Air Berlin tgl. Köln-Bonn über Mallorca, ab 140 Euro, gleicher Preis ab Düsseldorf und Frankfurt/Main
Iberia mehrmals tgl. Düsseldorf über Madrid, ab 145 Euro, Frankfurt/M ab 149 Euro, www.iberia.de

Hotels & Restaurants im Zentrum:

Ad hoc Monumental, kleines, familienbetriebens Drei Sterne-Hotel, Boix 4, Tel. 963- 919 140, ab 65 Euro Doppel-Zimmer,

Petit Palace Bristol, 3 ,3 Sterne Kolonialstil,  Abadia San Martin 3, Tel.0034-9 63- 945 100, ab 90 Euro Zimmer

Preiswertes und gutes Tapa-Restaurant, La Taberna de la Reina, Plaza Reina 1, Tel. 963- 15 22 14, rund um den Platz und die Plaza de la Virgen viele weitere Lokale, Restaurants und Bars

Neue spanische Gourmetküche, 6-Gang-Menü ohne Weine um 70 Euro: Vertical, Eingang über Hotel Confortel, Edificio Aqua, Tel. 963- 30 38 00, www.restaurantevertical.com

Öffnungszeiten und Eintrittspreise Stadt der Künste und Wissenschaften, in Englisch,  www.cac.es, es gibt Kombi-Karten.

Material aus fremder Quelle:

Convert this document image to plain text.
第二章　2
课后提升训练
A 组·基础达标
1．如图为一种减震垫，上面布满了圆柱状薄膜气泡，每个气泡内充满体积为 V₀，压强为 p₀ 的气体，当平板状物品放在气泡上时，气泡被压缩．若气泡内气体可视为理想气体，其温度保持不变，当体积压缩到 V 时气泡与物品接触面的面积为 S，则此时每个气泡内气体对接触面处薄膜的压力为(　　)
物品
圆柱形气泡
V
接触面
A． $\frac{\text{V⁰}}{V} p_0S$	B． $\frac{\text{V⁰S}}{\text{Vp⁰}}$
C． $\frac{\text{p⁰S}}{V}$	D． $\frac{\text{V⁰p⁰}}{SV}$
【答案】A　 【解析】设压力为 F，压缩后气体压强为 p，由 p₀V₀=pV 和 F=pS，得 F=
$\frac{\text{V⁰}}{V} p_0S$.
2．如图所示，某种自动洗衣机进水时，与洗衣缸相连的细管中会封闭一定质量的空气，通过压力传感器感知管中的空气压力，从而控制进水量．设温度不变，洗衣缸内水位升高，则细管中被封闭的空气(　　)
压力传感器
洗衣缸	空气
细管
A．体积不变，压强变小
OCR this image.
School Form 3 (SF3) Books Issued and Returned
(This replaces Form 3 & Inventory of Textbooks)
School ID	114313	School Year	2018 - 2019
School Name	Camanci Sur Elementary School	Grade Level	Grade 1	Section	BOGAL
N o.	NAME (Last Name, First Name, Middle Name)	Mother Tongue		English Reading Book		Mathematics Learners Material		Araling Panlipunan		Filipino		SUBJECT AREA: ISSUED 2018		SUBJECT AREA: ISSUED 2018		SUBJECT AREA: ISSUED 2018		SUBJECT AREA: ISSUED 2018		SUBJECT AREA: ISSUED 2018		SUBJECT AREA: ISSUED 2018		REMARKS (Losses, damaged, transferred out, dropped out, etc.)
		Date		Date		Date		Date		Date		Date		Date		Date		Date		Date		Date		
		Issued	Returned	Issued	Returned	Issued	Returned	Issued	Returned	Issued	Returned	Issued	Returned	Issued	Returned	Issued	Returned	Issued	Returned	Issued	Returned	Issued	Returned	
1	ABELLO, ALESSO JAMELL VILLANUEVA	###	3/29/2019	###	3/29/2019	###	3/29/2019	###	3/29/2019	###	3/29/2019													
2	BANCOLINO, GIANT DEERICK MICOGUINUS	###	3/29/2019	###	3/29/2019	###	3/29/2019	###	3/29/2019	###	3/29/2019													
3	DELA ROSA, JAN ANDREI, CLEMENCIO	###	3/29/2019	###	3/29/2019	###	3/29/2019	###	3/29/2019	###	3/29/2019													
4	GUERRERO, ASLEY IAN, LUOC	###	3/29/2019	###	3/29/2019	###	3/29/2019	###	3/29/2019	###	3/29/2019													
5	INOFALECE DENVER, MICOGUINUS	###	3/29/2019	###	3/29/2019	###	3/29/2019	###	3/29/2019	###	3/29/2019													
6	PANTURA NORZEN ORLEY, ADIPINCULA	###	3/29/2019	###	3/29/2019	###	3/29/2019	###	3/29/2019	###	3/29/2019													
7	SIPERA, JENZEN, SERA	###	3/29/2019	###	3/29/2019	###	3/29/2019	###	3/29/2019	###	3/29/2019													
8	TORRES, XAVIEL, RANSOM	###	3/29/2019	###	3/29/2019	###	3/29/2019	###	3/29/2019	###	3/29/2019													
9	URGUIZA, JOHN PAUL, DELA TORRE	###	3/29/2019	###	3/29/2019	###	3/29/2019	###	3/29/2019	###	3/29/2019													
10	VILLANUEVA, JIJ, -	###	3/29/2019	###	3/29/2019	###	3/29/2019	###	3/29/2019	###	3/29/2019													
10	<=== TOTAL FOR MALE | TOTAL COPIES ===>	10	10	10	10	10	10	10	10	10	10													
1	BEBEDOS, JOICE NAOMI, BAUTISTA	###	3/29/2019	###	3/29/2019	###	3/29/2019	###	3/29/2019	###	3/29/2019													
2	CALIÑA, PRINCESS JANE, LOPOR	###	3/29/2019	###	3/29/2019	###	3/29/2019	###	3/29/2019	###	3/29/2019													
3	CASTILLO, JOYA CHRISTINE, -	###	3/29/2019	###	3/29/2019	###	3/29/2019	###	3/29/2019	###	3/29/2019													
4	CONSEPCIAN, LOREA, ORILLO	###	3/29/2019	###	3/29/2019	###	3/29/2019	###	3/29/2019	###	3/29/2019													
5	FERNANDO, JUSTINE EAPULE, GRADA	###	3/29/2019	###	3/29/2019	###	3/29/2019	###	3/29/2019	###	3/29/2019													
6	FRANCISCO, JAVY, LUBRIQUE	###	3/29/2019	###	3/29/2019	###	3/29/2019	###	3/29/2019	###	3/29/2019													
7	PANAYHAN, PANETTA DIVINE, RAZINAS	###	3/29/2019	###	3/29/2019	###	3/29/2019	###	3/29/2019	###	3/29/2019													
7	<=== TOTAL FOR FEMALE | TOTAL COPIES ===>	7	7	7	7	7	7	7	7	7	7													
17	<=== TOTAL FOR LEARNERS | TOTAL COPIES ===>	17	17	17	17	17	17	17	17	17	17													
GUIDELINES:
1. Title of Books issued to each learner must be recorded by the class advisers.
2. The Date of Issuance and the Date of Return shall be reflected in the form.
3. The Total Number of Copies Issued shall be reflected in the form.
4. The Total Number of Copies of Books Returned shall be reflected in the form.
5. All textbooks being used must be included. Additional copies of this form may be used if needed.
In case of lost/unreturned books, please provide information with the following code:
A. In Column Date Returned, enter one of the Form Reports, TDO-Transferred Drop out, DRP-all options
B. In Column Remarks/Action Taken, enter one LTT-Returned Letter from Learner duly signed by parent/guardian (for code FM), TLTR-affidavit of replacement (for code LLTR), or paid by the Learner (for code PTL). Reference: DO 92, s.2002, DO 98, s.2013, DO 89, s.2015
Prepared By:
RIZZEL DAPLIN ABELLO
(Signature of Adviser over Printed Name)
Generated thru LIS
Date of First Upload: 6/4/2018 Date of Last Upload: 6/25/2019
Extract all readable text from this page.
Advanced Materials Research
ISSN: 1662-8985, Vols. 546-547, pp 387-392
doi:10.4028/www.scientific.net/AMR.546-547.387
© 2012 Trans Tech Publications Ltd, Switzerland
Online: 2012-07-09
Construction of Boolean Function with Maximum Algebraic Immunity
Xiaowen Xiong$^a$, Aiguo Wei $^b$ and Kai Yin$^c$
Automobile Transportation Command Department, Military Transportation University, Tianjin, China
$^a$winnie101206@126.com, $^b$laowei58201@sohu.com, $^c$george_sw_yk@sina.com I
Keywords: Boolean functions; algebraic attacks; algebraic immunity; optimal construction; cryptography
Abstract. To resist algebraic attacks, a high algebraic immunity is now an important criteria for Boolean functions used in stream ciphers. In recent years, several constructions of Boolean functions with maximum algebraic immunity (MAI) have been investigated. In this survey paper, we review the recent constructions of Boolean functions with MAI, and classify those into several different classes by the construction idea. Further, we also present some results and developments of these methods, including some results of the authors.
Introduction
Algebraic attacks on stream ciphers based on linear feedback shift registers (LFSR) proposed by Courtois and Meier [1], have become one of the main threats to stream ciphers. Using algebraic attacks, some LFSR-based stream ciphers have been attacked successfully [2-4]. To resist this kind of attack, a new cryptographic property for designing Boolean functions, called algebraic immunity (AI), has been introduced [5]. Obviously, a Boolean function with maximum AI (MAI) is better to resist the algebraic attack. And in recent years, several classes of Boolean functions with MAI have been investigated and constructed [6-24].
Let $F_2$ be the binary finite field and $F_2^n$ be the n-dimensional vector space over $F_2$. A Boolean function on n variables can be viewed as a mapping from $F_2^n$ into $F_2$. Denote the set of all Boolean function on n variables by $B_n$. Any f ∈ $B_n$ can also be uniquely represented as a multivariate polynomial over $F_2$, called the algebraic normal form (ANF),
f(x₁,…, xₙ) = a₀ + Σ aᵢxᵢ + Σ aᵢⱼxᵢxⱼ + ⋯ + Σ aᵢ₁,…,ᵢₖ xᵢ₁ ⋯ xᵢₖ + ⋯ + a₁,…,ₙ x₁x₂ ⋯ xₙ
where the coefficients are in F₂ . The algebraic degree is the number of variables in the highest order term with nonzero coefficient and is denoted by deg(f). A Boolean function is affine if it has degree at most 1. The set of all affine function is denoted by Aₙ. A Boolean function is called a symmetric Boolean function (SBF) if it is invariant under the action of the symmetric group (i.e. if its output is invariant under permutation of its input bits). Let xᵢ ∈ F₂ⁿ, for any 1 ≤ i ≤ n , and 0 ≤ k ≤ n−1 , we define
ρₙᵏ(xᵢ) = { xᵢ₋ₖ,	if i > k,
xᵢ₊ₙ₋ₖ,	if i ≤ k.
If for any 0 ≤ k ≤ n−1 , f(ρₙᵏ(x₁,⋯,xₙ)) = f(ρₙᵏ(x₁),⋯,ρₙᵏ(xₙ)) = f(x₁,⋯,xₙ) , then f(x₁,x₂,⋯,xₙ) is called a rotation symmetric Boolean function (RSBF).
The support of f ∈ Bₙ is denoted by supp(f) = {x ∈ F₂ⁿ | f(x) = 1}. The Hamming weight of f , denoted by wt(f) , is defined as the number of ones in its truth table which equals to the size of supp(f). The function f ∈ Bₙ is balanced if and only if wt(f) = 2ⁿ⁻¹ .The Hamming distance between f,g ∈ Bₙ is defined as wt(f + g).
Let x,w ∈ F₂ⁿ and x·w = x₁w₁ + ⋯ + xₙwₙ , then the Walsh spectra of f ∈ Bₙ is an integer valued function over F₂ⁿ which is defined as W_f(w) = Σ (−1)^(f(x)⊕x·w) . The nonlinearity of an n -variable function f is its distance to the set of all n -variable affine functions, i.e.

Bilder von Tania Blanco bei Galerie Vicente Chambó, Calle en Borras, Barrio del Carmen, Tel. 963-91 66 78, www.elcaballerodelablancaluna.com

Fahrradverleih: Zentrum: Toyoubike, Marques de Busianos 4, Tel. 96 31 5 55 51, Stunde 2, Tag 10 Euro, Stadt der Wissenschaften: Tel. 963-851 740, tgl. 11-21 Uhr, Stunde 5 , Tag 15 Euro, 

Informationen:

Spanisches Fremdenverkehrsamt Berlin, Lietzenburger Straße, 10707 Berlin, Tel. 882 65 43, www.spain.info

Turismo Valencia, 0034-963-153 931, deutschsprachig, www.turisvalencia.es

 

Tipp: Fahrradtour durch das alte Turia-Flussbett. Wer allein sein will, radelt unter der Woche früh morgens. Wer Spaß an Familienfesten und dramatischen Amateurfußballspielen hat, kommt Samstagnachmittag.